- 20 Marks
Question
Financial Intermediaries can bridge the gap between borrowers and lenders and reconcile their often incompatible needs and objectives. Banks bridge this gap by performing the transformation functions: Size transformation, Maturity transformation and Risk transformation.
a. Explain financial intermediation as a business activity. (5marks)
b. Explain how Size transformation, Maturity transformation, and Risk transformation bridge the gap between lenders and borrowers (15marks)
[Total Marks: 20]
Answer
a) Financial Intermediation as a Business Activity (5 marks)
Financial intermediation involves institutions (e.g., banks) acting as middlemen between surplus units (lenders/savers) and deficit units (borrowers), channeling funds efficiently. As a business, it generates profit through interest spreads (lending rate > deposit rate), fees, and investments, while managing risks.
In Ghana, banks like GCB operate under Act 930, pooling deposits to lend, earning from net interest margins (e.g., 10-15% pre-DDEP). It includes assessing creditworthiness, monitoring loans, and providing services like payments. Profitability depends on compliance (e.g., Corporate Governance Directive 2018) and resilience, as seen in post-2019 recapitalizations. Intermediation boosts economic efficiency by reducing information asymmetry and transaction costs, aligning with BoG’s sustainable banking for growth.
b) How Transformation Functions Bridge the Gap (15 marks)
Banks reconcile incompatible needs: Lenders prefer low-risk, liquid, short-term savings; borrowers want large, long-term, risky funds.
- Size Transformation (5 marks): Bridges amount mismatches. Lenders deposit small sums (e.g., GH¢100 susu); borrowers need large loans (e.g., GH¢1m for business). Banks aggregate small deposits into large loans. In Ghana, post-2020 digital banking (e.g., mobile money integration per Act 987), this enables SMEs access despite small saver bases. Reduces costs for borrowers (no need to find multiple lenders) and provides diversification for lenders.

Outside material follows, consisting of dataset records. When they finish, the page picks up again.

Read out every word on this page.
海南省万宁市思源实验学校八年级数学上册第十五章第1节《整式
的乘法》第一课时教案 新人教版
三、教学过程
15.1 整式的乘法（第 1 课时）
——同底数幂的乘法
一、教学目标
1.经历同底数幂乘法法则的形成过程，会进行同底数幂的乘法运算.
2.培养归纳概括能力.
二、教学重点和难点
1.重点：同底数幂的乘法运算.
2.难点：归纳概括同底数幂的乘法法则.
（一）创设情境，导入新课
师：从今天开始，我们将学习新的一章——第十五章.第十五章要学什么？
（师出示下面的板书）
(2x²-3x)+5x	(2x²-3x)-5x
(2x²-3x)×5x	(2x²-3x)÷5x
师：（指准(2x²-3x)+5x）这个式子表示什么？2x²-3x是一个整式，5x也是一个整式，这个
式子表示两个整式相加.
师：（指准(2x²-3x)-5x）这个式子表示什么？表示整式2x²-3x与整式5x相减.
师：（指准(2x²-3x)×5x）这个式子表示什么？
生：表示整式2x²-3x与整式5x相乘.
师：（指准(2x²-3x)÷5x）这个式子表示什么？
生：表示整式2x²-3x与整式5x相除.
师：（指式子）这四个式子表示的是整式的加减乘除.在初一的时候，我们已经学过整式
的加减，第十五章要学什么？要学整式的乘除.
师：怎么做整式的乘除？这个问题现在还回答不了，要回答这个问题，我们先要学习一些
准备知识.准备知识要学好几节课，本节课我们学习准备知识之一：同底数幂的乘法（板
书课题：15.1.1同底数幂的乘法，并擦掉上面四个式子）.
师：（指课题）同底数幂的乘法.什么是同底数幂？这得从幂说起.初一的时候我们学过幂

- Maturity Transformation (5 marks): Addresses time horizon gaps. Lenders want short-term access (e.g., demand deposits); borrowers seek long-term funds (e.g., 5-year mortgages). Banks borrow short (deposits) and lend long, profiting from upward yield curves. Managed via liquidity buffers per BoG Guidelines; mismatches caused 2017 bank failures (e.g., Capital Bank). In practice, Ghanaian banks use T-bills for liquidity to sustain this, supporting infrastructure projects.
- Risk Transformation (5 marks): Mitigates risk preferences. Lenders avoid high risk; borrowers’ projects are risky. Banks diversify portfolios, screen/monitor loans (per Basel II/III adapted rules), and use capital reserves. E.g., collateral requirements reduce default risk, sharing it across depositors. In Ghana, post-DDEP, enhanced risk management (e.g., Cyber Directive 2020) protects against fintech risks, enabling safe channeling of funds to high-growth sectors like agriculture.
These functions enhance efficiency, but require regulation to prevent crises, as in 2017-2019 cleanup.